The do’s and don’ts of youth sports during a pandemic
While most high school sports have been postponed this fall because of the pandemic, that doesn’t mean young athletes aren’t still practicing or working with personal coaches or teams. If your child is still hitting the gym or the field, what should parents be asking of those coaches or programs?
If your child is working with a team or a group, Seahawks team doctor and director of the UW Medicine Center for Sports Cardiology, Jonathan Drezner, said each group should have a clear COVID procedure and plan.
“I think the question I would ask of the club is ‘what’s your plan?,'” he said. “Do you have this safety plan in place? Have you thought about all of this from start to finish, and what does the training program look like as well?”
Other questions you should be thinking about include: Are the kids going to have enough room to socially distance? Is there a mask requirement?
Dr.
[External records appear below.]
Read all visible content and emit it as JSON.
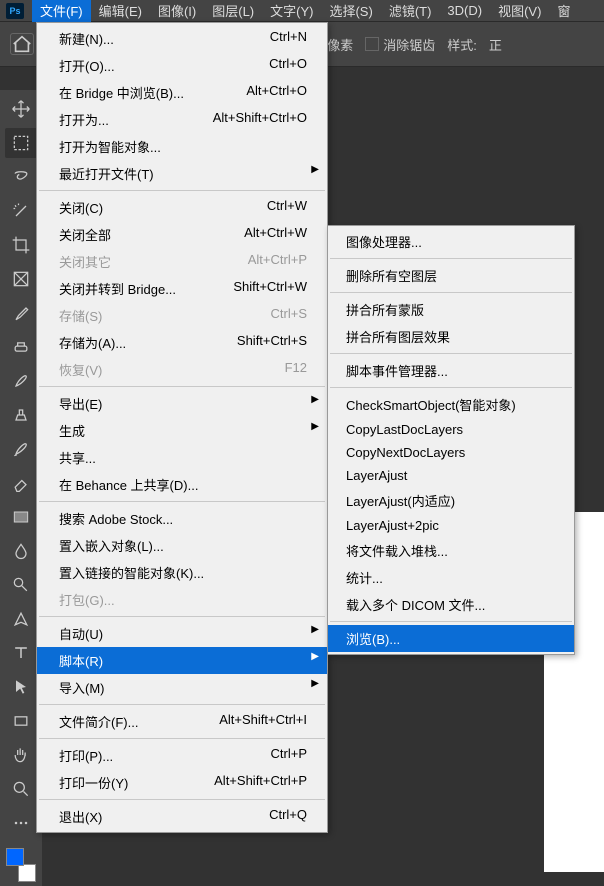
{
  "menubar": {
    "items": [
      "文件(F)",
      "编辑(E)",
      "图像(I)",
      "图层(L)",
      "文字(Y)",
      "选择(S)",
      "滤镜(T)",
      "3D(D)",
      "视图(V)",
      "窗"
    ]
  },
  "options_bar": {
    "pixels": "像素",
    "anti_alias": "消除锯齿",
    "style": "样式:",
    "style_val": "正"
  },
  "tab_hint": "",
  "file_menu": {
    "items": [
      {
        "label": "新建(N)...",
        "shortcut": "Ctrl+N"
      },
      {
        "label": "打开(O)...",
        "shortcut": "Ctrl+O"
      },
      {
        "label": "在 Bridge 中浏览(B)...",
        "shortcut": "Alt+Ctrl+O"
      },
      {
        "label": "打开为...",
        "shortcut": "Alt+Shift+Ctrl+O"
      },
      {
        "label": "打开为智能对象..."
      },
      {
        "label": "最近打开文件(T)",
        "sub": true
      },
      {
        "sep": true
      },
      {
        "label": "关闭(C)",
        "shortcut": "Ctrl+W"
      },
      {
        "label": "关闭全部",
        "shortcut": "Alt+Ctrl+W"
      },
      {
        "label": "关闭其它",
        "shortcut": "Alt+Ctrl+P",
        "disabled": true
      },
      {
        "label": "关闭并转到 Bridge...",
        "shortcut": "Shift+Ctrl+W"
      },
      {
        "label": "存储(S)",
        "shortcut": "Ctrl+S",
        "disabled": true
      },
      {
        "label": "存储为(A)...",
        "shortcut": "Shift+Ctrl+S"
      },
      {
        "label": "恢复(V)",
        "shortcut": "F12",
        "disabled": true
      },
      {
        "sep": true
      },
      {
        "label": "导出(E)",
        "sub": true
      },
      {
        "label": "生成",
        "sub": true
      },
      {
        "label": "共享..."
      },
      {
        "label": "在 Behance 上共享(D)..."
      },
      {
        "sep": true
      },
      {
        "label": "搜索 Adobe Stock..."
      },
      {
        "label": "置入嵌入对象(L)..."
      },
      {
        "label": "置入链接的智能对象(K)..."
      },
      {
        "label": "打包(G)...",
        "disabled": true
      },
      {
        "sep": true
      },
      {
        "label": "自动(U)",
        "sub": true
      },
      {
        "label": "脚本(R)",
        "sub": true,
        "highlight": true
      },
      {
        "label": "导入(M)",
        "sub": true
      },
      {
        "sep": true
      },
      {
        "label": "文件简介(F)...",
        "shortcut": "Alt+Shift+Ctrl+I"
      },
      {
        "sep": true
      },
      {
        "label": "打印(P)...",
        "shortcut": "Ctrl+P"
      },
      {
        "label": "打印一份(Y)",
        "shortcut": "Alt+Shift+Ctrl+P"
      },
      {
        "sep": true
      },
      {
        "label": "退出(X)",
        "shortcut": "Ctrl+Q"
      }
    ]
  },
  "scripts_submenu": {
    "items": [
      {
        "label": "图像处理器..."
      },
      {
        "sep": true
      },
      {
        "label": "删除所有空图层"
      },
      {
        "sep": true
      },
      {
        "label": "拼合所有蒙版"
      },
      {
        "label": "拼合所有图层效果"
      },
      {
        "sep": true
      },
      {
        "label": "脚本事件管理器..."
      },
      {
        "sep": true
      },
      {
        "label": "CheckSmartObject(智能对象)"
      },
      {
        "label": "CopyLastDocLayers"
      },
      {
        "label": "CopyNextDocLayers"
      },
      {
        "label": "LayerAjust"
      },
      {
        "label": "LayerAjust(内适应)"
      },
      {
        "label": "LayerAjust+2pic"
      },
      {
        "label": "将文件载入堆栈..."
      },
      {
        "label": "统计..."
      },
      {
        "label": "载入多个 DICOM 文件..."
      },
      {
        "sep": true
      },
      {
        "label": "浏览(B)...",
        "highlight": true
      }
    ]
  }
}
Drezner said kids should maintain more than six feet of distance when participating in sports.
“The six feet distance is really when you are talking to someone at rest,” he said.
Heavy-breathing can push the virus even farther.
Parents: You need to make sure your child is vigilant with their mask-wearing as well — on the car ride, before and after practice, and during practice if you can’t maintain social distance.
Before practice, when you’re getting ready to leave the house, Dr. Drezner says you need to perform a self-check on your child.
“You should talk to them and make sure they feel good,” he said. “Do your own symptom screen at home and make sure that before they get in the car to go to practice that they have no symptoms.”
And about that car ride? No more picking up a friend or teammate on the way.
“We’re not recommending that kids are in carpools,” Drezner said. “If you can get your kid there alone, that is obviously the safest.”
When you get to the field or gym, don’t stack your bags in a pile. Put them as far apart as you can. Have hand sanitizer to use between drills. Don’t share liquids. And when finished, don’t hang around and chat.
“We all want them to have that time together, but this is just not it,” he said. “They need to get their bag and get back to their vehicle, and, likewise, the parents shouldn’t be clustering on the sideline either. We have to model what our kids should be doing.”
That guidelines will be harder on the parents than the kids. I always had a few parents clustered at the fence watching everything and discussing what I was doing wrong.
If your child has had COVID-19 and has since recovered, be sure to check with your doctor before resuming activity. This virus has a tendency to linger long after symptoms have disappeared.
“Make sure that they feel well and that they are not having symptoms with exercise — chest pains, exercise intolerance, and shortness of breath — that seems disproportional to what they’re doing,” Drezner said.
This is youth sports during a pandemic: Simple rules that require a lot of diligence by both player and parent.